Sunday, June 18, 2017

through the depths of life

Dragging me to the depths of my consciousness and then dropping me into my shit. Being pulled from heaven to hell all in one moment. Fight as I may, I just seem to end up back in the same place. I feel like a disgrace, letting life dictate my effort and just being a subject to this universal
monstrostrial wave that drags me under. Is this effect nature throwing me curve-balls and not letting me rest til I discover her secrets? Until then I will continue to just buffer all that spins my way, never letting my guard down or my life to be not lived. In this sea of life I have seen many treasures just waiting to be cashed in.
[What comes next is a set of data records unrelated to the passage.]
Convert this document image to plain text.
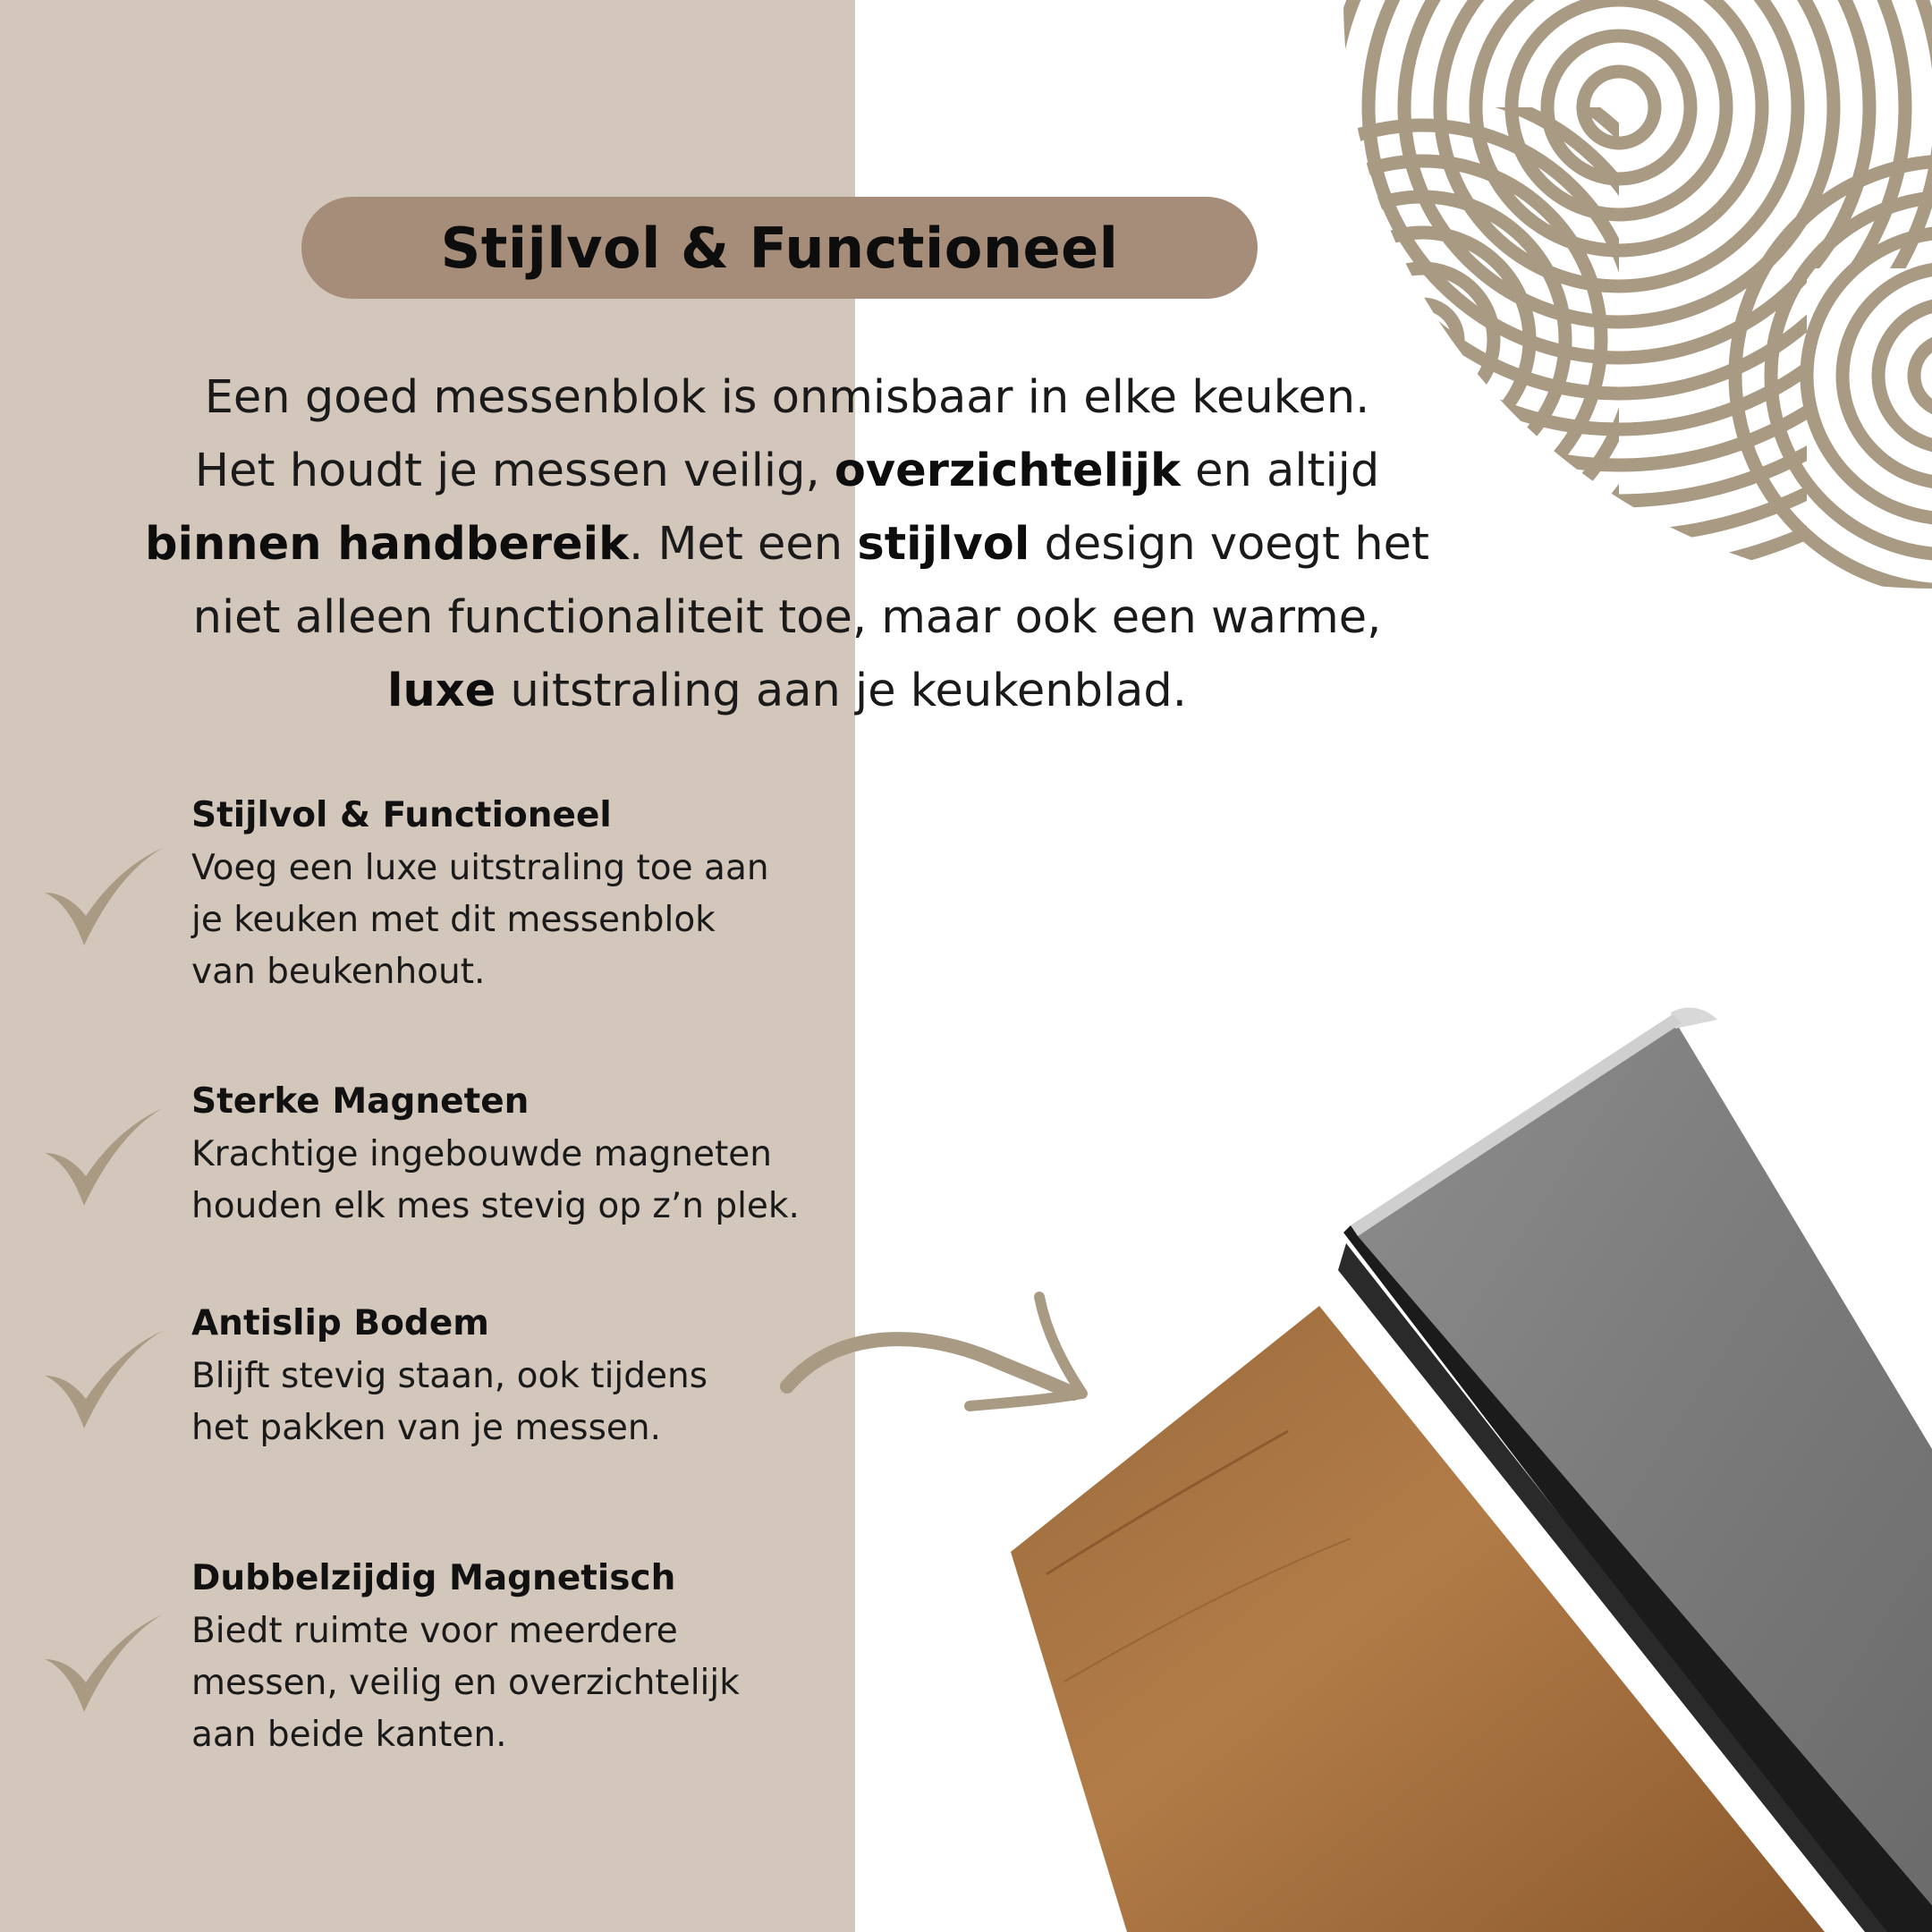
Stijlvol & Functioneel
Een goed messenblok is onmisbaar in elke keuken.
Het houdt je messen veilig, overzichtelijk en altijd
binnen handbereik. Met een stijlvol design voegt het
niet alleen functionaliteit toe, maar ook een warme,
luxe uitstraling aan je keukenblad.
Stijlvol & Functioneel
Voeg een luxe uitstraling toe aan
je keuken met dit messenblok
van beukenhout.
Sterke Magneten
Krachtige ingebouwde magneten
houden elk mes stevig op z’n plek.
Antislip Bodem
Blijft stevig staan, ook tijdens
het pakken van je messen.
Dubbelzijdig Magnetisch
Biedt ruimte voor meerdere
messen, veilig en overzichtelijk
aan beide kanten.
But I think sometimes treasures are meant to be left alone so that that the depths of this precious cargo can be explored by others. When the depths of my own mind come to fruition I will paint my art work on the canvas of this world that is in turmoil I think? Never knowing what colors to blend and strokes to make. Does this make me a creative genius of life? Could be... but is that what I was even aiming for? Not really I just wanted to live and learn and be. In this world that sometimes seems to be a crime: Being a unique individual like I think we all are. What is this punishable by? Death? Maybe in my case a creative death by being suppressed and locking away my own key that will undo years of creative abuse by this world and myself. Can ya relate? You may ask why can't I just unlock the door, well if others had stolen my key then how can I unlock the door that I can't get through? Well creativity of course silly. But if I can't get to my creativity that lies behind this door, then I am in a conundrum can't you see? I understand that I may have the other key that was provided and given, but... not nurtured. If you are confused, please take a breath and maybe learn to see a different way. I wrap up by penning this! Nature, creativity and yoga or something like that!!